Kid’s DIY Classes

Kid's DIY class at B&Q

We’ve often heard it said that our children lead too sheltered a life in these modern times. Fifty years ago children were busy climbing trees, making makeshift dens, swinging on dodgy looking rope swings and making go-karts out of old pram wheels and bits of wood picked up from the garden shed.

Today all kids seem to know is how to use the tractor beam to defeat the enemy on Lego Star Wars. Practical skills are all but obsolete which many adults even struggling to put up wallpaper or do simple DIY tasks such as changing a plug.

Skills that were once passed on from grandparents to parents to children are now being lost as we become reliant on modern technology and whereas once you would have made your own bird house, now you would just head for the nearest supermarket to buy one ready-made.

Children aren’t allowed anywhere near a saw and hammer for fear of what they might do to themselves – or the furniture! And vital DIY skills aren’t being passed on because parents have forgotten themselves how to do many of those once vital household tasks.

Let’s be honest here, how long is it since you picked up a hammer and nails for anything other than hanging the Christmas lights with?

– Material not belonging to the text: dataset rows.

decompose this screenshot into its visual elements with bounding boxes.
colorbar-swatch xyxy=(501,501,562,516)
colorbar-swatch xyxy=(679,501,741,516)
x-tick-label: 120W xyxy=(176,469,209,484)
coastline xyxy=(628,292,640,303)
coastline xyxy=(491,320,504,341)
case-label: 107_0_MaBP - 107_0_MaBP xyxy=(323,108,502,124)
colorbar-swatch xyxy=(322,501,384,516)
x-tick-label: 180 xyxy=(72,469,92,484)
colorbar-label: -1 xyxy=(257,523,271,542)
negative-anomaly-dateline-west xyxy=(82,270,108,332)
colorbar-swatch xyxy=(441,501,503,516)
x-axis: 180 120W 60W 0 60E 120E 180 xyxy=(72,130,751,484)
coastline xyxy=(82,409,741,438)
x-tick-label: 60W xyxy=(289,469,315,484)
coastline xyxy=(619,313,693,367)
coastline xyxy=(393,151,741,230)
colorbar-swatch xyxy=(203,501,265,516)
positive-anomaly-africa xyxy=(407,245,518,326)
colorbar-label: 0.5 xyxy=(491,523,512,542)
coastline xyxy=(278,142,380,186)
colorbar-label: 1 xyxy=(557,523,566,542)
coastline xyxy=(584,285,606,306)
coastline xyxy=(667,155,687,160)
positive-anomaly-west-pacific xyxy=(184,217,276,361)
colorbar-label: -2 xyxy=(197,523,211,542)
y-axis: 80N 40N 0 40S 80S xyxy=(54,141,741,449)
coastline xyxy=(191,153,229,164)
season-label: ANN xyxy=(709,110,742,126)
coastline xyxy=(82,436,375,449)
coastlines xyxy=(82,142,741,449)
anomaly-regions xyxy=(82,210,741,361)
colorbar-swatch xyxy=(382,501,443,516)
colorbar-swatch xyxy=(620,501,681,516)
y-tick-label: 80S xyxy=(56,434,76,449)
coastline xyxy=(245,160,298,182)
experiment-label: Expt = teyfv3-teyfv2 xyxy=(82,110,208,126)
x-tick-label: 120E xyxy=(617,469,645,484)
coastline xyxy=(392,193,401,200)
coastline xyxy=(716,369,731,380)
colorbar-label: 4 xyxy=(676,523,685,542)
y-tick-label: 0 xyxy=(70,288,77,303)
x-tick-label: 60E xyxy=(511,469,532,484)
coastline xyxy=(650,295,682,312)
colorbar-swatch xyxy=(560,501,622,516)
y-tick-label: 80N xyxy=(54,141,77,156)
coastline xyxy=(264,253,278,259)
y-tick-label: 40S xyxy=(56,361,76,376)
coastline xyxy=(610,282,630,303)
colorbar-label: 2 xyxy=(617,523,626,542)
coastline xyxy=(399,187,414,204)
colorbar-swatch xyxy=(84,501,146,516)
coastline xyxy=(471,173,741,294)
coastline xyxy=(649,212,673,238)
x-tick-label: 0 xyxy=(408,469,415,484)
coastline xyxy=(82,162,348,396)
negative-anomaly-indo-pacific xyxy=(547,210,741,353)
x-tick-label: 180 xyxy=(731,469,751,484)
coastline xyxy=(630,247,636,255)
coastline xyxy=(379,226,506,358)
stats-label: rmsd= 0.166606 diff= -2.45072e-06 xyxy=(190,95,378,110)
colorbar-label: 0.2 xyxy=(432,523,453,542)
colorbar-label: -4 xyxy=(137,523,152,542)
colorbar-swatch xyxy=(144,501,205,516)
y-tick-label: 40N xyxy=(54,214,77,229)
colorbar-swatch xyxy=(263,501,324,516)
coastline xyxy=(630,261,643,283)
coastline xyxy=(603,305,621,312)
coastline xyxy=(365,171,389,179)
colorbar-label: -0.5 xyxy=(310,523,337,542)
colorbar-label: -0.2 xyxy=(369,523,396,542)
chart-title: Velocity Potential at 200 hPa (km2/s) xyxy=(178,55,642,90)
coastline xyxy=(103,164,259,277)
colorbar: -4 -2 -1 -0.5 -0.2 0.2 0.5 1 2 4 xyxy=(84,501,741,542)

Well now one major DIY store is hoping to set that straight with a range of DIY skills classes aimed solely at kids.

In the Kids Can Do It classes run by selected B&Q stores around the country, children from the age of 7 are let loose with saws, hammers, drills etc to make their own magazine store boxes, bird feeders, mug trees, key holders or domino games which they can then take home with them. The classes last an hour and are supervised by trained B&Q staff.

It’s just one initiative that aims to take the fear out of DIY and prove to kids (and more importantly their parents) that children will not automatically saw their own fingers off or hammer nails into their toes. Children are actually quite adept at these tasks and usually approach them with great gusto!

And if there isn’t a participating store near you, kids can still get involved with kits which come with full instructions.

There are also a number of simple DIY books for kids that are bound to keep them fully occupied during the holidays! Before you know it, the kids will be putting up shelves and laying out the decking in the garden!

Why not give them their very own tool boxes and bits of old wood and see what they come up with?

The thrill of making something with your own hands is not to be underestimated and even if it does turn out to be wonky or the wood has split, the important thing is that they’ve had a go and discovered how these tools actually work. And that’s got to be better than helping Mario get those stupid coins!